The unit stayed in North Africa until the end of July 1943, and landed on Aug. 5, 1943, at Palermo, Sicily, he wrote, fighting in the mountains and ending up at Mount Etna before being sent to the seaside to rest and await new orders.
Wilson wrote that the soldiers did “lots of swimming and had a pretty good time until one day in November, when we got word to move again. There were lots of rumors as to where we were going, but it ended up to be England.”
After living in those other countries, he wrote, “England seemed like home, anyway they spoke the same language, it wasn’t all fun there, we got lots of training, and, of course, we know what that was for.”
The unit stayed in Winchester, about seventy miles south of London. Wilson said the English treated the troops “very nicely” and the unit remained there until shortly before the D-Day invasion when they moved to the coastal area.

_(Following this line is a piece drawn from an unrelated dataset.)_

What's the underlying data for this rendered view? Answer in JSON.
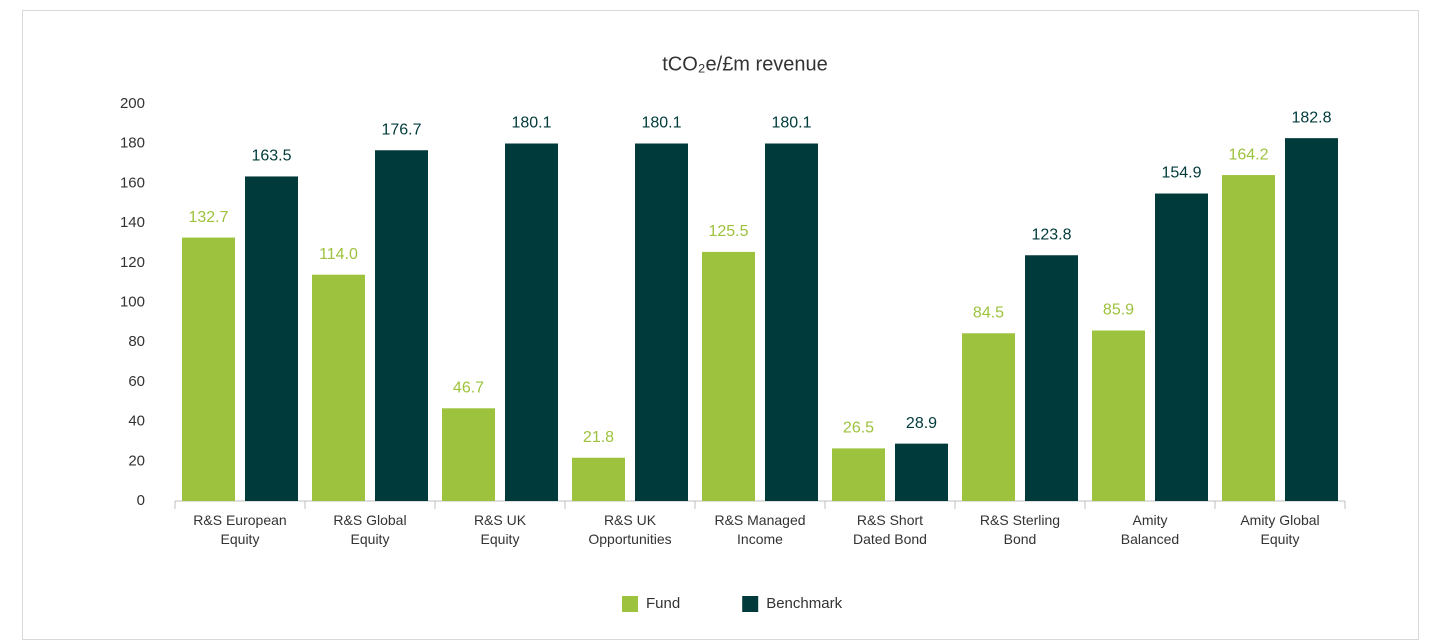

The 60th Infantry didn’t go to France until four days after the actual invasion, although the beach was still being shelled when its soldiers went in at Utah Beach, Wilson wrote. The unit moved inland and “had it pretty rough through the hedgerows of Normandy,” playing “a big part in the capture of Cherbourg and then came the battle for St. Lo,” he wrote. “We lost a lot of men in Normandy.”
Casualty in Germany
After the breakout at St. Lo, the 60th made a “wild” dash across France and Belgium, he wrote, and didn’t meet much of the enemy until it crossed the German border on Sept. 15, 1944. The first town in Germany the unit reached was Monchau, he wrote, and it was just outside of this town where Claude was killed the following day, on Sept. 16.
“We were in a real small town by the name of Hoffen, and it was about midnite (sic) when the Germans broke through our lines with tanks so it was our job to try and stop them, which we did but lost some very good men. I don’t believe Claude knew what happened. I know he didn’t suffer. I hope I have given you an idea as to where Claude went on his travels. I hope I didn’t forget any place.”
Claude was buried at Henri-Chapelle American Cemetery in Henri-Chapelle, Belgium, a small town northwest of Cologne, Germany. Nancy and I visited his grave in 1974 on our honeymoon, a side trip that left us with many vivid memories.
Another item delivered to us was the box containing Claude’s Purple Heart, his World War II military ID bracelet, his Technician 4th Grade shoulder patch, his mother’s Gold Star Mother pin and other pins and medals.
Using ancestry.com and Google, I was able to track Wilson, the man who provided Claude’s mother and family with the information about his years in the Army. Wilson died June 6, 2011, at age 98 in Blackberry, Minn. His online obituary from the June 11, 2011, Grand Rapids, Minn., Herald Review said he moved back to Minnesota after the war.
The obituary also said “He loved his home in the country and spending time with his many friends meant so much to him.” The time he spent responding to Katherine Engel’s letters has also brought countless joy to the family of Claude Engel.
Without his kindness, the family wouldn’t have known what happened to him. Unfortunately, too many other families of war veterans never learn what happened to their loved ones.